Carroll Fermions

Dear Editor, dear Referees,

First of all we wish to thank the Referees for the useful comments. We added some clarifications according to the suggestions by Referee 2, that we detail in the following list of changes. We hope that these additional clarifications will make our paper suitable for publication.

- Below (2.2) we defined $\Gamma_{AB}$ and below (2.3) we stressed that in our approach we do not rescale gamma matrices.

- Below (2.6) we clarified that we used $\Gamma_0$ to define a projection operator because our aim was to introduce a projection allowing us to distinguish between rotations and boosts. This was motivated by the desire to rescale fields in such a way to preserve a non-trivial action of boosts. We also modified the paragraph below (2.9) to recall how we obtained an indecomposable representation of the homogeneous Carroll group even if we worked with the usual relativistic Carroll algebra.

- The electric limit can be actually defined in a simpler way by taking the $\tilde{c} \to \infty$ limit of Dirac's Lagrangian after rescaling the fields by as $\psi = \tilde{c}^{-\frac{1}{2}} \Psi$. We stressed at the beginning of section 2.2 that our choice of starting from an off-diagonal Lagrangian was motivated by the desire to describe both an electric and a magnetic limit in a unifying framework. We also stressed in footnote 10 and in the paragraph below (2.17) that our choice of keeping only the $+$ components in the electric limit is purely conventional and that the truncation (with the corresponding reduction in the number of degrees of freedom) has been included only to avoid kinetic terms with different signs (see also the new comment below (2.15)). The latter feature has been introduced by working with a unifying Lagrangian and it is not a general feature of the electric limit.

- As stressed in our answer to point 1, in our work we do not modify the Clifford algebra.
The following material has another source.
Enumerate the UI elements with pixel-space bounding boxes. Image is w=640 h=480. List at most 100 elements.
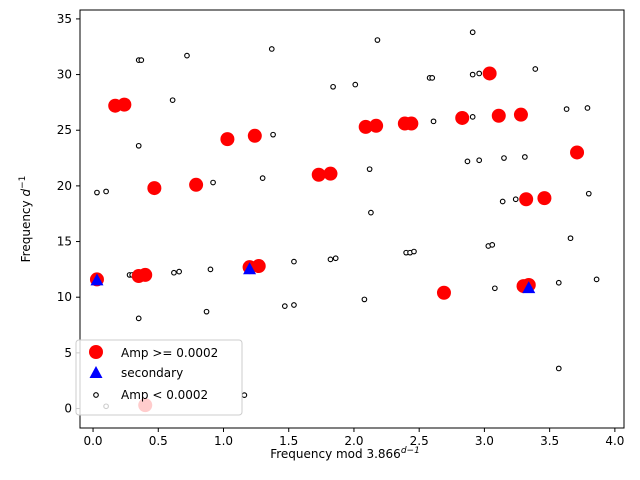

An alternative approach to Carroll fermions based on degenerate Carroll algebras, inducing a contraction of $so(1,d)$ has been considered in the literature and we mentioned it in footnote 1.

- We mentioned in footnote 12 that the truncation defining the magnetic Carroll Lagrangian naively breaks parity, thus explaining the option to add mass terms with $\Gamma_\star$. We defer to further work an analysis of possible modifications of the action of parity on Carrollian spinors that might restore parity.